CITY DIARY: True love and bubbly at a special Virgin price
Wednesday 25 October 1995
What was surely a rare chance to impress turned into a public relations disaster when Nick Bernheim, a Los Angeles screenwriter, boarded Virgin's Dallas to London flight with his girlfriend, Elizabeth Utz. Doubtless impressed by the legroom ("if your feet touch the seat in front you're on the wrong plane'') Mr Bernheim was overcome with a strong desire to propose marriage.
Mrs Elizabeth Bernheim (screenwriters know how to woo) takes up the tale. "It was kinda nice,'' she says. "It is my first time to Europe and I was watching cartoons or something when Nicky suddenly proposed. I started crying, I guess, and the women next to us heard it all and told the steward.''
So far, so good. The captain duly relayed the engagement over the cabin radio and there followed a thunderous ovation throughout the fuselage. A Virgin steward was dispatched to the happy couple with half a bottle of champagne. The moment was complete. Well, that is until the steward reappeared with a bill for pounds 4.95 and presented it to the startled woman in the next seat. "We were just so embarrassed,'' explains Mrs Bernheim from her honeymoon suite in Paris. Neither would the romantic accept reimbursement.
A stiff letter is on its way to the master balloonist.

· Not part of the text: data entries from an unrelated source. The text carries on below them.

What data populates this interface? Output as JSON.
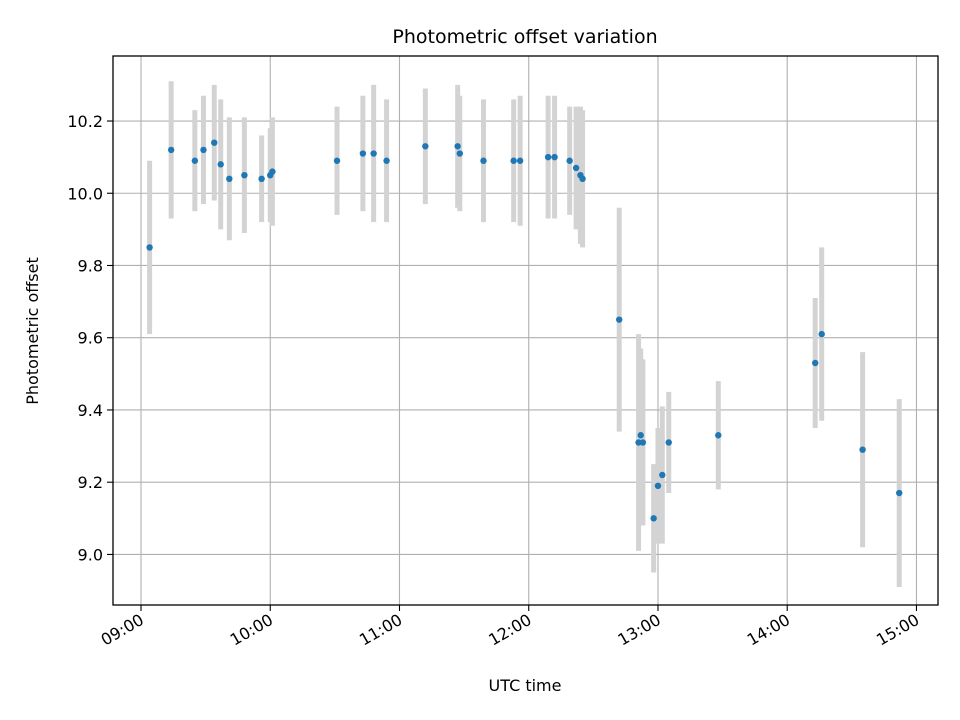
{
  "chart_data": {
    "type": "scatter",
    "title": "Photometric offset variation",
    "xlabel": "UTC time",
    "ylabel": "Photometric offset",
    "xlim": [
      "08:47",
      "15:10"
    ],
    "ylim": [
      8.86,
      10.38
    ],
    "x_ticks": [
      "09:00",
      "10:00",
      "11:00",
      "12:00",
      "13:00",
      "14:00",
      "15:00"
    ],
    "y_ticks": [
      "9.0",
      "9.2",
      "9.4",
      "9.6",
      "9.8",
      "10.0",
      "10.2"
    ],
    "grid": true,
    "marker_color": "#1f77b4",
    "errorbar_color": "#d3d3d3",
    "points": [
      {
        "x": "09:04",
        "y": 9.85,
        "err": 0.24
      },
      {
        "x": "09:14",
        "y": 10.12,
        "err": 0.19
      },
      {
        "x": "09:25",
        "y": 10.09,
        "err": 0.14
      },
      {
        "x": "09:29",
        "y": 10.12,
        "err": 0.15
      },
      {
        "x": "09:34",
        "y": 10.14,
        "err": 0.16
      },
      {
        "x": "09:37",
        "y": 10.08,
        "err": 0.18
      },
      {
        "x": "09:41",
        "y": 10.04,
        "err": 0.17
      },
      {
        "x": "09:48",
        "y": 10.05,
        "err": 0.16
      },
      {
        "x": "09:56",
        "y": 10.04,
        "err": 0.12
      },
      {
        "x": "10:00",
        "y": 10.05,
        "err": 0.13
      },
      {
        "x": "10:01",
        "y": 10.06,
        "err": 0.15
      },
      {
        "x": "10:31",
        "y": 10.09,
        "err": 0.15
      },
      {
        "x": "10:43",
        "y": 10.11,
        "err": 0.16
      },
      {
        "x": "10:48",
        "y": 10.11,
        "err": 0.19
      },
      {
        "x": "10:54",
        "y": 10.09,
        "err": 0.17
      },
      {
        "x": "11:12",
        "y": 10.13,
        "err": 0.16
      },
      {
        "x": "11:27",
        "y": 10.13,
        "err": 0.17
      },
      {
        "x": "11:28",
        "y": 10.11,
        "err": 0.16
      },
      {
        "x": "11:39",
        "y": 10.09,
        "err": 0.17
      },
      {
        "x": "11:53",
        "y": 10.09,
        "err": 0.17
      },
      {
        "x": "11:56",
        "y": 10.09,
        "err": 0.18
      },
      {
        "x": "12:09",
        "y": 10.1,
        "err": 0.17
      },
      {
        "x": "12:12",
        "y": 10.1,
        "err": 0.17
      },
      {
        "x": "12:19",
        "y": 10.09,
        "err": 0.15
      },
      {
        "x": "12:22",
        "y": 10.07,
        "err": 0.17
      },
      {
        "x": "12:24",
        "y": 10.05,
        "err": 0.19
      },
      {
        "x": "12:25",
        "y": 10.04,
        "err": 0.19
      },
      {
        "x": "12:42",
        "y": 9.65,
        "err": 0.31
      },
      {
        "x": "12:51",
        "y": 9.31,
        "err": 0.3
      },
      {
        "x": "12:52",
        "y": 9.33,
        "err": 0.24
      },
      {
        "x": "12:53",
        "y": 9.31,
        "err": 0.23
      },
      {
        "x": "12:58",
        "y": 9.1,
        "err": 0.15
      },
      {
        "x": "13:00",
        "y": 9.19,
        "err": 0.16
      },
      {
        "x": "13:02",
        "y": 9.22,
        "err": 0.19
      },
      {
        "x": "13:05",
        "y": 9.31,
        "err": 0.14
      },
      {
        "x": "13:28",
        "y": 9.33,
        "err": 0.15
      },
      {
        "x": "14:13",
        "y": 9.53,
        "err": 0.18
      },
      {
        "x": "14:16",
        "y": 9.61,
        "err": 0.24
      },
      {
        "x": "14:35",
        "y": 9.29,
        "err": 0.27
      },
      {
        "x": "14:52",
        "y": 9.17,
        "err": 0.26
      }
    ]
  }
}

Still, the Virgin incident could pale into insignificance compared with the expected passenger revolt at KLM. Royal Dutch Airlines introduces a smoking ban on all its European flights on 29 October. According to Bureau Voorlichting Tabak, a not-entirely-unbiased tobacco lobby, this will result in a quarter of all Dutch passengers switching to another airline. KLM is unbowed, claiming that its non-smoking policy will attract more passengers than it loses. Probably from Virgin.
Tomorrow sees the launch of the keenly awaited Corporate Strategies of the Top 100 UK Companies of the Future. Published by McGraw Hill, the seminal work has been compiled by the Corporate Research Foundation, working in cahoots with a platoon of Financial Times hacks. It was due out in April.
The surprise among the predictable entries - Marks & Spencer, British Airways, Glaxo Wellcome and Rentokil - is Davies Arnold Cooper, the law firm best known for working with victims of the Piper Alpha disaster, the Hillsborough tragedy and the Bradford football stadium fire. Led by the never knowingly undersold David Mackintosh (he of the Oxford Union debates et al.) the firm now boasts annual fee income of pounds 30m.
The burning question is why the delay in publication? Some have suggested that it was to allow further research on Pearson. Unhappily the FT owner is still not included.
Seen in the window of the Nextep employment agency in London's Coopers Row:
"Russian-speaking PA to MDir of Russian Oil company, SW1 - pounds 16K. Free bottle of vodka to 1st applicant to walk thru the door.''
The casting of the film of the Barings disaster is proving to be trickier than at first thought. Our sources in the Frankfurt slammer report that Nick Leeson, architect of the pounds 1bn brouhaha, is not happy at the suggestion of Hugh Grant for the lead. For that matter he is not wild about Miranda Richardson in the supporting role of his beloved wife, claiming that she is too old.
The actor Mr Leeson thinks will best portray him is Nick Berry, the saturnine former Eastenders star. As for the role of Ms Leeson, we are happy to screen hopefuls for a fee.